Imaginary dragons … Kyosti saw them in his dreams, and in his mind’s eye. With the eyes of his body, he saw vultures and hawks and crows and long-necked birds that ran on two legs like men and were even taller than Mussalmians. With sarcastic aplomb, one of the explorers dubbed them sparrows. Kyosti never found out who’d used the name first, but inside a day it was in everybody’s mouths.
Those enormous “sparrows” made good eating. Their meat was red as beef and tast
ed much like it. A couple of their eggs could feed the whole expedition—if the cooks were patient enough to let them get done.
Eyeing a broken shell with respect, Kyosti said, “Easy enough to think of a dragon hatching from something that size.”
“Just because something is easy to conceive doesn’t make it true,” Sunila answered tartly. “I think we are chasing shadows here myself. If we find anything at all, we’ll find something like a large snake—or maybe a lizard—you wait and see. Exaggeration from people who never really saw the creature will have done the rest.”
“Some people say men invented the gods that way.” Kyosti pointed toward one of the smoking mountains ahead. “What could that be but a god’s breath, after all?”
“Yes, what?” the linguistic sorcerer agreed dryly. “As a matter of fact, I hold to that view myself—though not where the stuffier sort of priest can hear me do it, I admit. Exactly the same phenomenon here with dragons, I tell you.”
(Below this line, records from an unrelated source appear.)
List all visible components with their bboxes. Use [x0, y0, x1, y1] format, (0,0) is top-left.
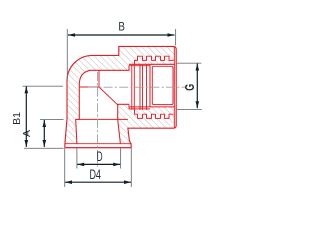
dimension G [177, 62, 202, 64]
inner face line of right flange [173, 47, 175, 128]
serration top [135, 56, 174, 65]
serration bottom [135, 110, 174, 119]
right port centerline [88, 86, 185, 88]
svg-text:B: B [118, 20, 125, 34]
svg-text:B1: B1 [11, 112, 23, 125]
hatched cross-section fill [65, 46, 175, 147]
sleeve step lines [129, 65, 150, 67]
socket shoulder line [76, 118, 128, 120]
thread bore: outer wall + inner rectangle [129, 64, 175, 107]
sleeve wall vertical pairs [131, 65, 133, 110]
svg-text:D: D [97, 148, 103, 164]
cavity outline: bore + thread + socket [76, 66, 129, 144]
dimension B1 [23, 85, 64, 87]
svg-text:D4: D4 [89, 166, 101, 182]
socket bottom face lines [65, 143, 131, 145]
interior corner edges of bore [79, 86, 99, 88]
vertical leg centerline [97, 72, 99, 167]
outer profile outline [65, 46, 176, 147]
dimension A [40, 119, 64, 121]
dimension B [66, 29, 68, 80]
technical drawing: 90° female-threaded elbow fitting cross-section [0, 0, 218, 195]
svg-text:G: G [182, 84, 197, 91]
svg-text:A: A [21, 130, 33, 137]
dimension D4 [64, 148, 66, 187]
dimension D [76, 148, 78, 168]
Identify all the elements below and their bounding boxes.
Kyosti nodded. “I wouldn’t be surprised. We’re learning all sorts of other things, though. That nasty vampire, and the ‘sparrows,’ and who knows what else we’ll come upon when we climb higher? We wouldn’t have seen any of it if we’d stayed at home in the Empire.”
“You wouldn’t have almost got killed if you’d stayed at home in the Empire,” Sunila reminded him.
That was true, but Kyosti didn’t care to think about it. “What’s the line from the old poet?” he said. “‘Man seeks the gods, and seeking finds them’—something like that, anyhow. What we learn on the voyage is what matters.”